I clapped and yelled bravo, while admiring the main character having achieved his ultimate success in business and winning the affection from the love of his life. It’s one of those happy-ending movies where you can pretty much guess how the plot will unfold. Nonetheless it’s a well-directed and well cast non-fiction movie that tells a great story. Towards the end of the movie, I can’t help to cheer him on; by the end, I find myself marveling at his accomplishments, willing to kiss the grounds he walked and having the urge to place him on the pedestal for worship.

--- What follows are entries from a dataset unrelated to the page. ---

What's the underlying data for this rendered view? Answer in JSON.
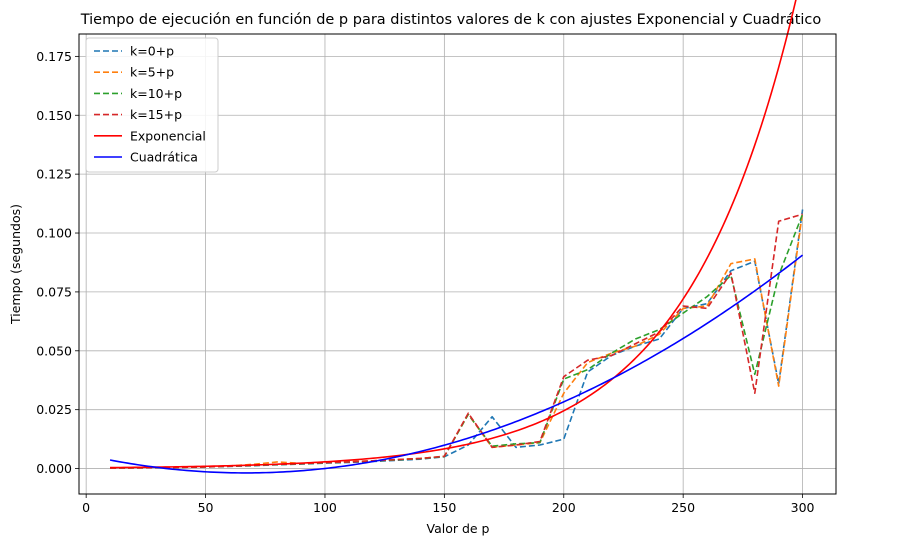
{
  "chart_data": {
    "type": "line",
    "title": "Tiempo de ejecución en función de p para distintos valores de k con ajustes Exponencial y Cuadrático",
    "xlabel": "Valor de p",
    "ylabel": "Tiempo (segundos)",
    "xlim": [
      -3,
      314
    ],
    "ylim": [
      -0.0108,
      0.1845
    ],
    "xticks": [
      0,
      50,
      100,
      150,
      200,
      250,
      300
    ],
    "xtick_labels": [
      "0",
      "50",
      "100",
      "150",
      "200",
      "250",
      "300"
    ],
    "yticks": [
      0.0,
      0.025,
      0.05,
      0.075,
      0.1,
      0.125,
      0.15,
      0.175
    ],
    "ytick_labels": [
      "0.000",
      "0.025",
      "0.050",
      "0.075",
      "0.100",
      "0.125",
      "0.150",
      "0.175"
    ],
    "grid": true,
    "legend_position": "upper-left",
    "x": [
      10,
      20,
      30,
      40,
      50,
      60,
      70,
      80,
      90,
      100,
      110,
      120,
      130,
      140,
      150,
      160,
      170,
      180,
      190,
      200,
      210,
      220,
      230,
      240,
      250,
      260,
      270,
      280,
      290,
      300
    ],
    "series": [
      {
        "name": "k=0+p",
        "style": "dashed",
        "color": "#1f77b4",
        "values": [
          0.0002,
          0.0003,
          0.0004,
          0.0005,
          0.0007,
          0.0009,
          0.0012,
          0.0016,
          0.0019,
          0.0023,
          0.0026,
          0.003,
          0.0035,
          0.004,
          0.005,
          0.01,
          0.022,
          0.009,
          0.01,
          0.0125,
          0.041,
          0.048,
          0.052,
          0.055,
          0.068,
          0.07,
          0.084,
          0.088,
          0.036,
          0.11
        ]
      },
      {
        "name": "k=5+p",
        "style": "dashed",
        "color": "#ff7f0e",
        "values": [
          0.0002,
          0.0003,
          0.0004,
          0.0006,
          0.0008,
          0.0011,
          0.0018,
          0.0028,
          0.0022,
          0.0025,
          0.0029,
          0.0033,
          0.0038,
          0.0043,
          0.0052,
          0.023,
          0.009,
          0.01,
          0.011,
          0.032,
          0.045,
          0.049,
          0.052,
          0.057,
          0.068,
          0.069,
          0.087,
          0.089,
          0.035,
          0.109
        ]
      },
      {
        "name": "k=10+p",
        "style": "dashed",
        "color": "#2ca02c",
        "values": [
          0.0002,
          0.0003,
          0.0004,
          0.0005,
          0.0007,
          0.001,
          0.0013,
          0.0017,
          0.002,
          0.0024,
          0.0028,
          0.0032,
          0.0037,
          0.0042,
          0.0051,
          0.023,
          0.0095,
          0.0105,
          0.011,
          0.038,
          0.042,
          0.049,
          0.055,
          0.059,
          0.066,
          0.073,
          0.082,
          0.04,
          0.082,
          0.108
        ]
      },
      {
        "name": "k=15+p",
        "style": "dashed",
        "color": "#d62728",
        "values": [
          0.0002,
          0.0003,
          0.0004,
          0.0005,
          0.0007,
          0.001,
          0.0014,
          0.0018,
          0.0021,
          0.0025,
          0.0028,
          0.0033,
          0.0038,
          0.0043,
          0.0052,
          0.0235,
          0.009,
          0.01,
          0.0115,
          0.039,
          0.046,
          0.048,
          0.053,
          0.058,
          0.069,
          0.068,
          0.083,
          0.032,
          0.105,
          0.108
        ]
      },
      {
        "name": "Exponencial",
        "style": "solid",
        "color": "#ff0000",
        "fit": {
          "kind": "exponential",
          "a": 0.000331,
          "b": 0.02153
        }
      },
      {
        "name": "Cuadrática",
        "style": "solid",
        "color": "#0000ff",
        "fit": {
          "kind": "quadratic",
          "a": 1.7e-06,
          "b": -0.000227,
          "c": 0.00573
        }
      }
    ],
    "fit_x_range": [
      10,
      300
    ]
  }
}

Then, suddenly, I realized – my desire has turned into admiration. You see, normally after such a movie, I would desire to be that overachiever in the movie…it is like an inspiration for me, or at least it used to be. Instead of having that drive and the thirst of yearning, I sat back and gaze as if I am a teenage staring at his/her first crush from a distance. The desire to want, to achieve and to take action are not what I was feeling. It seems, to certain extent, I have doubt in myself – I lost hope/confident in my ability to succeed in similar manner. The moment felt like a bucket of cold ice water has poured over me!
There is nothing wrong admiration. However, admiration without desire is like an aspiration without hope or a chance…if that makes any sense. My epiphany, and what I am trying to say is, let’s keep that desire fire burn and fuel it with actionable goals, then perhaps one day, we can admire and appreciate others’ successes from the eyes of an equal, instead of an underling.